Le cheikh Nabil Kaouk, membre du conseil exécutif du Hezbollah, prononçant un discours au Liban-Sud, le 17 avril 2023. Photo d'archives Mountasser Abdallah
Le cheikh Nabil Kaouk, membre du conseil exécutif du Hezbollah, a déclaré dimanche que la "seule lueur d'espoir" dans l'impasse politique actuelle au Liban est le dialogue en cours sur l'élection présidentielle entre son parti et le Courant patriotique libre (CPL, aouniste).
Dans un discours prononcé lors d'une cérémonie au Liban-Sud, M. Kaouk a soutenu que face à la "paralysie, aux tensions et à l'impasse politique, la seule lueur d'espoir dans le pays est le dialogue autour de l'élection présidentielle entre le Hezbollah et le CPL". Selon lui, le dialogue "est continu, se poursuit de manière positive et n'attend pas d'intervention étrangère".
Les relations entre le parti chiite pro-iranien et la formation fondée par l'ancien président Michel Aoun étaient tendues au cours des derniers mois, notamment dans la campagne présidentielle, alors que le pays est sans chef de l'Etat depuis que M. Aoun a quitté ses fonctions le 31 octobre 2022. Dirigé par Gebran Bassil, le CPL a soutenu la candidature de l'ancien ministre des Finances et actuel responsable du Fonds monétaire international (FMI) Jihad Azour, face au candidat du Hezbollah, Sleiman Frangié.

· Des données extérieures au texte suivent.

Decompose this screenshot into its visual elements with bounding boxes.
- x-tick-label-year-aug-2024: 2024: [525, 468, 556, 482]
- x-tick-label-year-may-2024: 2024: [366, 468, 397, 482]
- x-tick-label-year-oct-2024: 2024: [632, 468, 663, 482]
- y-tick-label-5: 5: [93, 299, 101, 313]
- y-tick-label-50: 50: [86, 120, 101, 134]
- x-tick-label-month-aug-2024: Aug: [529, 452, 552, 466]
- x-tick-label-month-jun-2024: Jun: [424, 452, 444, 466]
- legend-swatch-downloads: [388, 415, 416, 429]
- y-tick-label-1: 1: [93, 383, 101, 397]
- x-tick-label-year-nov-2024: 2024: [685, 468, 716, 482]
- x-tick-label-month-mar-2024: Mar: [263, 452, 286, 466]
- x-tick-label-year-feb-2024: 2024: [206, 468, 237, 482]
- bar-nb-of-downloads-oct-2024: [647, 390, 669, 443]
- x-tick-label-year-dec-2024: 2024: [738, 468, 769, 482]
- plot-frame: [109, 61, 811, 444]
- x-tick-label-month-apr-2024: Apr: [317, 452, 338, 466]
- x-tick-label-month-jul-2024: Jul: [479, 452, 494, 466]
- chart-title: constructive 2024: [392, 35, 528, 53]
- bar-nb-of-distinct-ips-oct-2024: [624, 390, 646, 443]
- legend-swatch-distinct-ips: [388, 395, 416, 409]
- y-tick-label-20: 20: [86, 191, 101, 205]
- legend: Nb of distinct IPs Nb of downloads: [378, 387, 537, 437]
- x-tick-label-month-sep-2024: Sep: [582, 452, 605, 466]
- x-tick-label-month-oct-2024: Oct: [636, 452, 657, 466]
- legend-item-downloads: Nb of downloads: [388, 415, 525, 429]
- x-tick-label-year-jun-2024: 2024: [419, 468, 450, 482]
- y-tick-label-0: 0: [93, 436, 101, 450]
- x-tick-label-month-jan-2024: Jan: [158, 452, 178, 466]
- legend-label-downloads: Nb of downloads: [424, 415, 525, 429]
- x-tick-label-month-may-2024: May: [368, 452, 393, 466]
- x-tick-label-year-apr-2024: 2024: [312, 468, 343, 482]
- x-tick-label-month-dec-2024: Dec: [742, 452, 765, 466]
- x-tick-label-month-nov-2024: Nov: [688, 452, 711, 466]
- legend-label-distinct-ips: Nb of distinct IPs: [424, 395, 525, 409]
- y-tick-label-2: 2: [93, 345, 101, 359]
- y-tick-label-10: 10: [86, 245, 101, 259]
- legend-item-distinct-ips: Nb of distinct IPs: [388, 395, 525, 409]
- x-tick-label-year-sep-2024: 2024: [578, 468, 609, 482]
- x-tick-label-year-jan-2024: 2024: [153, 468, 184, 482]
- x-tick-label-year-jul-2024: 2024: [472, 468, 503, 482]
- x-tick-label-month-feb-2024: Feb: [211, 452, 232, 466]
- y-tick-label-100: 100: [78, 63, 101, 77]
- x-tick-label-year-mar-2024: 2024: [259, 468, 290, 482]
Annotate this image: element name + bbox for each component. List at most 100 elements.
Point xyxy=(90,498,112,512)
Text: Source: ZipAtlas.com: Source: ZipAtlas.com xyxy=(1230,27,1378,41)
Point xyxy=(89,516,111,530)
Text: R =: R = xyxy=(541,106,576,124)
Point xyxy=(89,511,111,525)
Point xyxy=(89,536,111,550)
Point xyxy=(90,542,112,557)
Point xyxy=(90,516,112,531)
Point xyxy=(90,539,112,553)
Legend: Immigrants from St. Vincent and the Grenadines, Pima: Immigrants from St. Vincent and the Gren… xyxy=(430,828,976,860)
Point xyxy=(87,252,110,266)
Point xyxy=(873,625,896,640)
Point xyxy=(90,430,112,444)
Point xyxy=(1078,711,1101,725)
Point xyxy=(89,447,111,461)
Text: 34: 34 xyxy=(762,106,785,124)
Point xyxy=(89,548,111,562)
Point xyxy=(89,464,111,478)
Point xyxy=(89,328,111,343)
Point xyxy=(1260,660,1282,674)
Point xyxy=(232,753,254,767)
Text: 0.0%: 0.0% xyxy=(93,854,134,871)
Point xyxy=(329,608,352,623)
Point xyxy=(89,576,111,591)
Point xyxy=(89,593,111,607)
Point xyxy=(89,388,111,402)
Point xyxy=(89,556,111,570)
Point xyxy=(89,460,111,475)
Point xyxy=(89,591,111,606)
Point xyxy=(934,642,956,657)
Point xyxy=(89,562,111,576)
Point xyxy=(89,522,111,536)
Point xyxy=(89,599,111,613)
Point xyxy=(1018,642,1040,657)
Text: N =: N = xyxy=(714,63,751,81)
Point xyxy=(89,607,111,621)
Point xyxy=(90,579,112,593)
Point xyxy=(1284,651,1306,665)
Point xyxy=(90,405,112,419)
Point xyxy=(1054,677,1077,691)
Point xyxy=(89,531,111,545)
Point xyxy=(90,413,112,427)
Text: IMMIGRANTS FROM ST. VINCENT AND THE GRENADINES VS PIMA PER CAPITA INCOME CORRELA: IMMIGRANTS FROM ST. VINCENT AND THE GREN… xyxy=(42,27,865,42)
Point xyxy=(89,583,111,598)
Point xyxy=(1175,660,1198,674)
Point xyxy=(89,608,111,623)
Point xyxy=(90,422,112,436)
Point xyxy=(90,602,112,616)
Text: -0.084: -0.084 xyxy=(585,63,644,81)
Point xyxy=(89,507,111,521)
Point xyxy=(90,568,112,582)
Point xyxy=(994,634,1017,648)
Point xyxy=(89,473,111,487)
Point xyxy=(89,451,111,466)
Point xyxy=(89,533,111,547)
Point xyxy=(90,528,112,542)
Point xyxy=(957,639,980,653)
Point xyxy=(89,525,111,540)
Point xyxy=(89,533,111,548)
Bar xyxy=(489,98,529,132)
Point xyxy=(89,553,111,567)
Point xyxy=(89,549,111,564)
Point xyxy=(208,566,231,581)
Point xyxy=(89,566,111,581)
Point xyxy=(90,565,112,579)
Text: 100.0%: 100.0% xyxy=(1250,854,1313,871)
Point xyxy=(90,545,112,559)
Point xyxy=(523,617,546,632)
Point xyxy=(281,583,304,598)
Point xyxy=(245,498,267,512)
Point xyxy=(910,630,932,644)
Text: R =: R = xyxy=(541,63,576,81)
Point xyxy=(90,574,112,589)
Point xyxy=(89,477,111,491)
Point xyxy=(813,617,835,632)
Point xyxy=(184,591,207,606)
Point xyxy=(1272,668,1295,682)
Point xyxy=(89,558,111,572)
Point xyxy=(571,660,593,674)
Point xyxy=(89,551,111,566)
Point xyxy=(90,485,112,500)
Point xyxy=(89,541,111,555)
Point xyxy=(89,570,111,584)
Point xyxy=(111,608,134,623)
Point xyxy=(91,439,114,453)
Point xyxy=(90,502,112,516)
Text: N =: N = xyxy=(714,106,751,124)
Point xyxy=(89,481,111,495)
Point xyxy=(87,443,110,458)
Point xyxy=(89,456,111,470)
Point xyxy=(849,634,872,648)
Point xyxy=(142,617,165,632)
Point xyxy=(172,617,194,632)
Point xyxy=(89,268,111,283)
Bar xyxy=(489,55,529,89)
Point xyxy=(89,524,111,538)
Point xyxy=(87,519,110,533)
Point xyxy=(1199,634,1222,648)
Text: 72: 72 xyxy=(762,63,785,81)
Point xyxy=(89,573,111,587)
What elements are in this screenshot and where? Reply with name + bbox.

Le cheikh Kaouk a ensuite accusé ses rivaux politiques de compter sur des sanctions étrangères contre le Hezbollah et ses alliés, alors que des informations font état de sanctions potentielles contre le président du Parlement, Nabih Berry. "Ils ont commencé à parier sur des sanctions étrangères, et font pression pour que ces sanctions soient prises contre leurs partenaires dans le pays, ce qui est un péché au niveau de leur pari et de leur appartenance nationale", a-t-il fustigé.

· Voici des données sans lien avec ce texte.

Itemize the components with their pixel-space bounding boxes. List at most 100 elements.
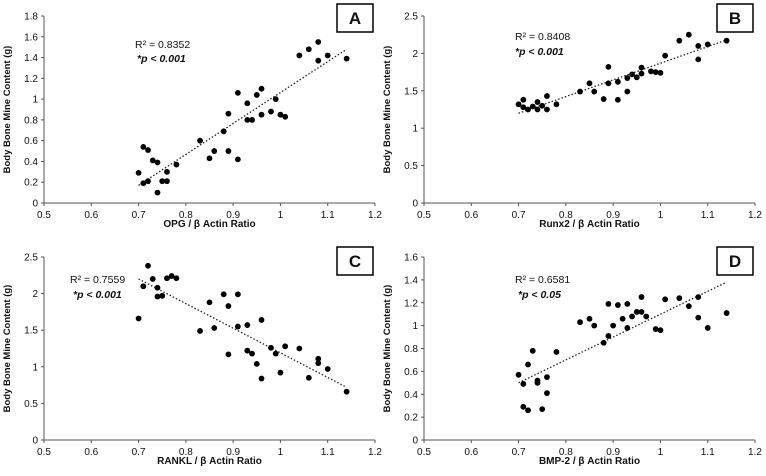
x-tick-label: 1.1 <box>701 447 715 458</box>
trendline <box>138 48 347 186</box>
data-point <box>154 159 161 166</box>
data-point <box>600 96 607 102</box>
data-point <box>638 70 645 77</box>
data-point <box>268 108 274 115</box>
data-point <box>234 156 241 163</box>
data-point <box>520 381 527 387</box>
y-tick-label: 1.4 <box>404 275 418 286</box>
data-point <box>164 275 170 282</box>
p-value-label: *p < 0.001 <box>515 46 564 58</box>
y-tick-label: 0 <box>32 199 38 210</box>
x-axis-title: Runx2 / β Actin Ratio <box>539 219 640 230</box>
data-point <box>140 144 147 150</box>
y-tick-label: 0.4 <box>404 390 418 401</box>
scatter-panel-c: 0.5 0.6 0.7 0.8 0.9 1 1.1 1.200.511.522.5RANKL … <box>2 246 382 467</box>
x-tick-label: 0.5 <box>417 447 431 458</box>
data-point <box>662 296 669 303</box>
data-point <box>140 283 147 290</box>
trendline <box>518 281 727 384</box>
data-point <box>206 155 213 162</box>
data-point <box>723 310 730 316</box>
data-point <box>638 64 645 71</box>
data-point <box>258 111 265 118</box>
x-tick-label: 1.2 <box>748 447 762 458</box>
data-point <box>685 303 692 310</box>
data-point <box>591 88 598 95</box>
r-squared-label: R² = 0.7559 <box>70 274 125 286</box>
x-tick-label: 0.6 <box>464 210 478 221</box>
data-point <box>525 361 531 368</box>
data-point <box>154 284 161 291</box>
x-axis-title: OPG / β Actin Ratio <box>163 219 255 230</box>
data-point <box>135 315 142 322</box>
x-tick-label: 0.9 <box>606 210 620 221</box>
data-point <box>315 360 322 367</box>
x-tick-label: 0.5 <box>37 210 51 221</box>
data-point <box>277 111 284 118</box>
x-tick-label: 0.8 <box>559 210 573 221</box>
data-point <box>577 319 583 326</box>
data-point <box>296 345 303 352</box>
x-tick-label: 0.5 <box>417 210 431 221</box>
x-tick-label: 1 <box>658 210 664 221</box>
data-point <box>633 309 640 315</box>
data-point <box>324 366 331 372</box>
y-tick-label: 0.8 <box>24 115 38 126</box>
p-value-label: *p < 0.001 <box>137 53 186 65</box>
panel-label-box <box>716 3 754 33</box>
data-point <box>220 128 227 135</box>
data-point <box>206 299 213 306</box>
data-point <box>305 374 312 381</box>
data-point <box>343 55 350 62</box>
data-point <box>253 360 260 367</box>
panel-label: D <box>729 252 741 271</box>
data-point <box>676 295 683 302</box>
data-point <box>577 88 583 95</box>
y-axis-title: Body Bone Mine Content (g) <box>2 285 13 413</box>
data-point <box>544 93 550 99</box>
data-point <box>277 369 284 376</box>
data-point <box>529 103 536 110</box>
data-point <box>282 113 289 120</box>
data-point <box>638 294 645 300</box>
data-point <box>544 390 550 397</box>
x-tick-label: 1.1 <box>701 210 715 221</box>
data-point <box>695 43 702 49</box>
data-point <box>610 322 617 329</box>
data-point <box>544 106 550 113</box>
data-point <box>624 325 631 331</box>
y-tick-label: 0 <box>412 436 418 447</box>
data-point <box>614 78 621 85</box>
data-point <box>164 178 170 185</box>
data-point <box>643 313 650 320</box>
data-point <box>648 68 654 75</box>
data-point <box>605 63 612 70</box>
trendline <box>138 278 347 388</box>
x-tick-label: 1.2 <box>368 447 382 458</box>
r-squared-label: R² = 0.6581 <box>515 274 570 286</box>
x-axis-title: RANKL / β Actin Ratio <box>157 456 262 467</box>
data-point <box>553 101 560 108</box>
data-point <box>629 313 635 320</box>
data-point <box>534 99 541 105</box>
data-point <box>173 275 180 282</box>
scatter-panel-a: 0.5 0.6 0.7 0.8 0.9 1 1.1 1.2 0 0.2 0.4 0.6 0.8 1 1.2 1… <box>2 3 382 230</box>
x-axis-title: BMP-2 / β Actin Ratio <box>539 456 640 467</box>
data-point <box>234 323 241 330</box>
data-point <box>586 315 593 322</box>
data-point <box>164 168 170 175</box>
data-point <box>220 291 227 298</box>
data-point <box>149 157 156 164</box>
y-tick-label: 0.8 <box>404 344 418 355</box>
data-point <box>197 137 203 144</box>
data-point <box>225 110 232 117</box>
data-point <box>614 96 621 103</box>
data-point <box>662 52 669 59</box>
panel-label-box <box>336 3 374 33</box>
data-point <box>652 326 659 332</box>
scatter-panel-d: 0.5 0.6 0.7 0.8 0.9 1 1.1 1.2 0 0.2 0.4 0.6 0.8 1 1.2 1… <box>382 246 762 467</box>
y-tick-label: 1.6 <box>24 32 38 43</box>
x-tick-label: 1.2 <box>748 210 762 221</box>
x-tick-label: 1 <box>278 210 284 221</box>
y-tick-label: 2.5 <box>404 12 418 23</box>
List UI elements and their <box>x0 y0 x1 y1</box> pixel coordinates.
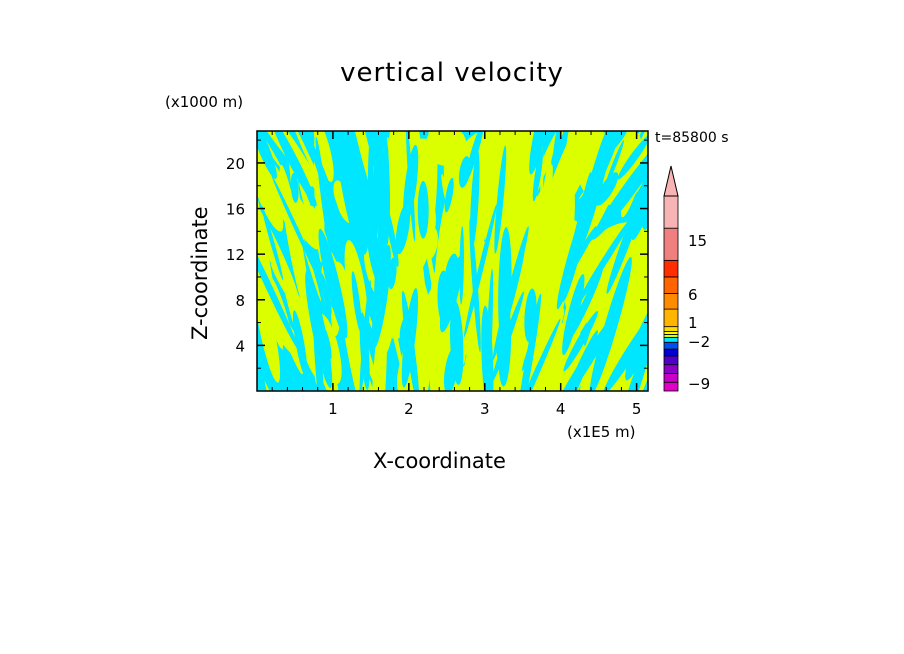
field-streak-cyan <box>551 135 565 166</box>
colorbar-label: 15 <box>688 232 707 250</box>
x-axis-unit: (x1E5 m) <box>567 423 636 441</box>
field-streak <box>563 131 615 208</box>
field-streak-cyan <box>395 203 411 255</box>
y-axis-unit: (x1000 m) <box>165 93 244 111</box>
field-streak-cyan <box>315 136 332 255</box>
y-tick-label: 16 <box>226 201 245 219</box>
colorbar-level <box>663 259 679 278</box>
y-tick-label: 4 <box>235 337 245 355</box>
field-streak-cyan <box>320 272 332 316</box>
colorbar-label: 1 <box>688 314 698 332</box>
x-axis-label: X-coordinate <box>373 449 506 473</box>
field-streak-cyan <box>592 131 648 240</box>
colorbar-label: 6 <box>688 286 698 304</box>
field-streak-cyan <box>618 339 648 391</box>
time-label: t=85800 s <box>655 130 729 146</box>
field-streak-cyan <box>469 150 480 250</box>
field-streak-cyan <box>290 172 299 203</box>
colorbar-level <box>663 355 679 366</box>
colorbar-level <box>663 293 679 310</box>
field-streak-cyan <box>261 205 284 281</box>
field-streak-cyan <box>595 172 619 206</box>
field-streak-cyan <box>501 318 561 391</box>
velocity-field <box>257 131 648 391</box>
x-tick-label: 5 <box>632 400 642 418</box>
field-streak-cyan <box>417 181 429 239</box>
colorbar-label: −2 <box>688 333 710 351</box>
field-streak-cyan <box>617 134 648 180</box>
field-streak-cyan <box>589 256 632 391</box>
field-streak-cyan <box>602 304 648 391</box>
field-streak-cyan <box>257 131 277 179</box>
field-streak <box>340 288 372 391</box>
colorbar-level <box>663 364 679 374</box>
colorbar-level <box>663 331 679 335</box>
colorbar-level <box>663 381 679 392</box>
colorbar-level <box>663 276 679 294</box>
field-streak-cyan <box>257 222 299 350</box>
y-tick-label: 12 <box>226 246 245 264</box>
field-streak <box>257 295 301 359</box>
x-tick-label: 3 <box>480 400 490 418</box>
field-streak-cyan <box>562 274 585 356</box>
colorbar-level <box>663 326 679 332</box>
field-streak-cyan <box>444 177 454 213</box>
field-streak-cyan <box>603 140 624 192</box>
field-streak-cyan <box>374 187 389 319</box>
field-streak-cyan <box>495 247 525 353</box>
field-streak-cyan <box>313 306 325 391</box>
field-streak-cyan <box>465 131 484 183</box>
field-streak-cyan <box>532 147 543 202</box>
field-streak-cyan <box>606 157 648 294</box>
y-tick-label: 20 <box>226 155 245 173</box>
field-streak-cyan <box>336 137 362 253</box>
field-streak-cyan <box>631 196 648 241</box>
field-streak-cyan <box>439 256 463 333</box>
field-streak-cyan <box>562 158 600 303</box>
colorbar-level <box>663 336 679 343</box>
field-streak <box>279 164 311 319</box>
colorbar-level <box>663 308 679 328</box>
colorbar-level <box>663 341 679 350</box>
field-streak-cyan <box>257 313 276 391</box>
field-streak-cyan <box>401 290 420 391</box>
field-streak-cyan <box>359 312 370 390</box>
colorbar-level <box>663 227 679 261</box>
y-tick-label: 8 <box>235 292 245 310</box>
colorbar: 15 6 1−2 −9 <box>663 165 710 393</box>
colorbar-extend-arrow <box>663 165 679 197</box>
field-streak-cyan <box>351 271 362 333</box>
field-streak-cyan <box>563 310 598 372</box>
field-streak-cyan <box>494 145 507 254</box>
colorbar-level <box>663 195 679 229</box>
field-streak-cyan <box>318 228 348 339</box>
x-tick-label: 1 <box>328 400 338 418</box>
chart-title: vertical velocity <box>340 58 564 88</box>
x-tick-label: 4 <box>556 400 566 418</box>
field-streak-cyan <box>485 268 494 391</box>
field-streak-cyan <box>576 216 633 305</box>
field-streak-cyan <box>491 291 524 383</box>
field-streak-cyan <box>292 310 308 378</box>
colorbar-label: −9 <box>688 375 710 393</box>
field-streak-cyan <box>270 131 317 207</box>
field-streak-cyan <box>271 174 334 309</box>
field-streak-cyan <box>463 204 497 338</box>
field-streak-cyan <box>443 347 459 391</box>
field-streak-cyan <box>515 293 542 391</box>
field-streak-cyan <box>607 131 630 153</box>
plot-frame <box>256 130 649 392</box>
colorbar-level <box>663 334 679 338</box>
field-streak <box>260 330 276 369</box>
field-streak-cyan <box>568 266 604 341</box>
colorbar-level <box>663 348 679 357</box>
colorbar-level <box>663 373 679 383</box>
x-tick-label: 2 <box>404 400 414 418</box>
field-streak-cyan <box>371 131 387 246</box>
field-streak <box>257 147 284 232</box>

Selon le religieux chiite, "le Liban ne peut pas supporter un président qui arrive avec l'arme des sanctions". "L'intérêt du pays réside dans un chef de l'Etat prenant en compte les pactes qui sauvent le Liban, et qui ne serait pas une plateforme pour des calculs politiques mettant en péril l'unité nationale", a-t-il ajouté.
Jeudi dernier, à la veille de la troisième commémoration de l'explosion meurtrière du port de Beyrouth le 4 août 2020, plusieurs membres républicains du Congrès américain ont demandé à l'administration du président démocrate Joe Biden d'adopter une politique plus dure à l'égard de la classe politique libanaise - y compris à prendre des sanctions - notamment contre M. Berry.